4 responses to ““Guts, innards and heart”: Recap – AMC’s The Walking Dead – S01E02 – Guts

  • kjewls

    Cherie, these recaps are SO AWESOME! They allow me to get all of the “watercooler intel,” and all of the entertaining humor and snark, with NONE OF THE GROSS SCARY NIGHTMARES! I love it! Thank you! 🙂

    I also love the Katniss Everdeen Reference – Pure WIN! We all know that SHE would be a kickass Zombie Hunter. (Note to Suzanne Collins: THIS would be an EXCELLENT idea for a Hunger Games Spinoff!)

    I’m adoring the gross pics (AMCTV.com I presume?), and all the fun Zombieland references i.e. The Kill of the Week and The Twinkie of the Week.

    By the way, have you read the comic book series on which this show is based? I haven’t, of course. But I did do a little research on it. And, if the series is at all consistent with the comics, methinks a VERY IMPORTANT character, who you don’t seem to care for that much, will GO ZOMBIE VERY SOON . . . *shudders at the mental image*

    • myspideysenseistingling

      I’m so excited that you’re enjoying the recaps – they are unbelievable fun to write. Jokes pretty much write themselves when it comes to anything zombie related!

      Thank you, thank you, thank you for your AMCTV.com tip – all the lovely gory pictures in this post, and those that I have added to my previous recap, are thanks to the photo galleries I now have at my fingertips.

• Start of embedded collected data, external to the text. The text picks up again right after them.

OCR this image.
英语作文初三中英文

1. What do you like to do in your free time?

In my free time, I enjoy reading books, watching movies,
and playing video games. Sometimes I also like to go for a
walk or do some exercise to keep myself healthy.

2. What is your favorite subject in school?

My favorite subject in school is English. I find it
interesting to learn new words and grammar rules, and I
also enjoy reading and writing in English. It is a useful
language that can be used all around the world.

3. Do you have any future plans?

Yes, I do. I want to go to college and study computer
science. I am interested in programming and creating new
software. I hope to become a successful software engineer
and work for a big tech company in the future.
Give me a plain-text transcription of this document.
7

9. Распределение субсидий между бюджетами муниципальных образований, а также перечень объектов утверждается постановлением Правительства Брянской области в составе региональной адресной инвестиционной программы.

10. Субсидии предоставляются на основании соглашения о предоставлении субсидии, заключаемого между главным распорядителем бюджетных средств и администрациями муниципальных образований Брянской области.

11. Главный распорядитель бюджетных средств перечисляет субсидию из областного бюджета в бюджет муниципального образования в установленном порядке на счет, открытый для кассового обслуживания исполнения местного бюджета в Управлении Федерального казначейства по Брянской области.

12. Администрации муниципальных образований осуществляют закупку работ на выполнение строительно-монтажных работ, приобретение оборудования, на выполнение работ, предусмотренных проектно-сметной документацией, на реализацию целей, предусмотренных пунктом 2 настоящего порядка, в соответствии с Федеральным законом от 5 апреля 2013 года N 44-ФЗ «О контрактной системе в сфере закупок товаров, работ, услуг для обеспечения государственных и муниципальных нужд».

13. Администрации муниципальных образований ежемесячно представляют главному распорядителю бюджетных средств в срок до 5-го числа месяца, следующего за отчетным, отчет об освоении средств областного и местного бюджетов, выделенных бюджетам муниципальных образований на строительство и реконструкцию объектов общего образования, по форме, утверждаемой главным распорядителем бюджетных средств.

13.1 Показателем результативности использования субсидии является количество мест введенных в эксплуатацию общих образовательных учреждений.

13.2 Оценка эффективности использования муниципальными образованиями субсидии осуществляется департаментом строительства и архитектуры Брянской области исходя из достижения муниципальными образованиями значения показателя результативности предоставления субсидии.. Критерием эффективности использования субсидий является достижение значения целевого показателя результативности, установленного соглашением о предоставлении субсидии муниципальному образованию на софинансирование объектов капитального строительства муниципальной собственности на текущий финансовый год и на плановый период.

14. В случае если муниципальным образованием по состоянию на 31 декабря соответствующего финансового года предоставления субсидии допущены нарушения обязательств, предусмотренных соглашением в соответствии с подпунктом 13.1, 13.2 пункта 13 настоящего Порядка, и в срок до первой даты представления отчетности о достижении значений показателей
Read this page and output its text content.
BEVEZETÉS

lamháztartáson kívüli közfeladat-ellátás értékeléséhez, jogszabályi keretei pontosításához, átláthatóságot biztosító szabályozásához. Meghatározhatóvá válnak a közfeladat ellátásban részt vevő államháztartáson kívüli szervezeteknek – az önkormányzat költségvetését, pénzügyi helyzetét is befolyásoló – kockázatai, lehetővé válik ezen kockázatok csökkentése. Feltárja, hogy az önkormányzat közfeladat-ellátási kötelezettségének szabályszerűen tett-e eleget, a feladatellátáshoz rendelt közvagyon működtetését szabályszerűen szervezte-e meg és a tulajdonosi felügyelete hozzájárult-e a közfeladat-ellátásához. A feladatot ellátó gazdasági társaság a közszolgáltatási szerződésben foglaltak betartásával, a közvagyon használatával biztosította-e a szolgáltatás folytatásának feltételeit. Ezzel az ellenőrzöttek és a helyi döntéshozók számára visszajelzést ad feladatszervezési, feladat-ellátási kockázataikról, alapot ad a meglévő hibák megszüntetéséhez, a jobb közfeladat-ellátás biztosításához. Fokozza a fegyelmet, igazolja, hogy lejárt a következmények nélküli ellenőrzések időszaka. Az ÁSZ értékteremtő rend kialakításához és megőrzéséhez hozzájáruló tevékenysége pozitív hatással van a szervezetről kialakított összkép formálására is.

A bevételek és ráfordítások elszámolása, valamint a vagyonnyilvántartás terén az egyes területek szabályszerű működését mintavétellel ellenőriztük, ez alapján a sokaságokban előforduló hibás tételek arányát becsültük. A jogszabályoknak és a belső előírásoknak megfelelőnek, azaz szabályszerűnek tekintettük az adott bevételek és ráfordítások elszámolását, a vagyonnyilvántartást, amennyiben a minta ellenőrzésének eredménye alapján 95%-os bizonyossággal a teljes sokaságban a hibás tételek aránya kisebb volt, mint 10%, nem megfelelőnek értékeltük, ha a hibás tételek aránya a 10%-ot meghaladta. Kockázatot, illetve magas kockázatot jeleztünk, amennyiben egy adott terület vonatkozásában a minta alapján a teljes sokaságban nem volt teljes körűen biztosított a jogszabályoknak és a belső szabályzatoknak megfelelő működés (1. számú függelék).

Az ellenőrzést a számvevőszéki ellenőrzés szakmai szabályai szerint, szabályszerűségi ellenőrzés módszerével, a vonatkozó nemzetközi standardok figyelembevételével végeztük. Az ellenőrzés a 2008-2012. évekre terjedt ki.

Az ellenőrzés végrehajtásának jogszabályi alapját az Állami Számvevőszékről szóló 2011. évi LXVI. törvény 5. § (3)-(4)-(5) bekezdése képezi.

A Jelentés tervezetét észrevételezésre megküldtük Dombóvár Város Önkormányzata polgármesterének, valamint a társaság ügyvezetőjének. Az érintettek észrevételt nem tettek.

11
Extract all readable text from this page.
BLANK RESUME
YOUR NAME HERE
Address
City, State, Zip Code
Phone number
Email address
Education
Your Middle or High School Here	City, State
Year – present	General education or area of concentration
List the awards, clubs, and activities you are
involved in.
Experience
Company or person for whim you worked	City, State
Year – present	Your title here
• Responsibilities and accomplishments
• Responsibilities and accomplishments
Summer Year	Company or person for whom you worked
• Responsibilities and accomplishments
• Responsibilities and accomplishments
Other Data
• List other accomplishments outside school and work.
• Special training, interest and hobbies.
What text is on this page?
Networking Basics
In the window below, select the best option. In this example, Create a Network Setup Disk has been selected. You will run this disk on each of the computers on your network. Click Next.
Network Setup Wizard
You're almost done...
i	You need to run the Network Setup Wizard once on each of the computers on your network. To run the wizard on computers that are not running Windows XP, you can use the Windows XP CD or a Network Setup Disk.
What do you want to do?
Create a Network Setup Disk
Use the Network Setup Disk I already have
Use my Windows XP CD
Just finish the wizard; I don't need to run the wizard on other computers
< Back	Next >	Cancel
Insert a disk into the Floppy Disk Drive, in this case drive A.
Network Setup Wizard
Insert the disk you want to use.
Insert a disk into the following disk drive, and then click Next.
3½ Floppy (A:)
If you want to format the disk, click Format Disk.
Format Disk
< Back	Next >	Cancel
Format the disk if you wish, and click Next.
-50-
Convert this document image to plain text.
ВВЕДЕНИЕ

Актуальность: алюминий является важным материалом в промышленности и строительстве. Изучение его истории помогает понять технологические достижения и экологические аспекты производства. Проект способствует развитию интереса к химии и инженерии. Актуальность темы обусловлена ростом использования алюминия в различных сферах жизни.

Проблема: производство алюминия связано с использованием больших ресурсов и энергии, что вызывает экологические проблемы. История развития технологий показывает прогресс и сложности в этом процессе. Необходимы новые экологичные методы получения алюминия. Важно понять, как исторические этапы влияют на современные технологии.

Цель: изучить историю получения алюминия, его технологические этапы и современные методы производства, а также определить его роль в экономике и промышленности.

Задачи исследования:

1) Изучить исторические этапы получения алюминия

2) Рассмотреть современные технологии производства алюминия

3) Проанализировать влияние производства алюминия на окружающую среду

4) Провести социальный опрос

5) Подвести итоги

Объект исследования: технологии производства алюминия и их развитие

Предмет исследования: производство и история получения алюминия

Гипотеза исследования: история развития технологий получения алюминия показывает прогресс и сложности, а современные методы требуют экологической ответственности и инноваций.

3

      If you ever do decide to watch an episode, approach with caution – it is definitely not for the faint hearted. They’ve amped up the blood and innards ALA True Blood. I can handle pretty much anything apart from Aussie movie Wolf Creek. That gave me nightmares for DAYS after watching it.

  • Marc

    “Give me the axe. I need more guts.”

    This is pure win!

    And kjewls … you say this is based on a comic book series? I am suddenly more excited than a child who find himself in lolly land.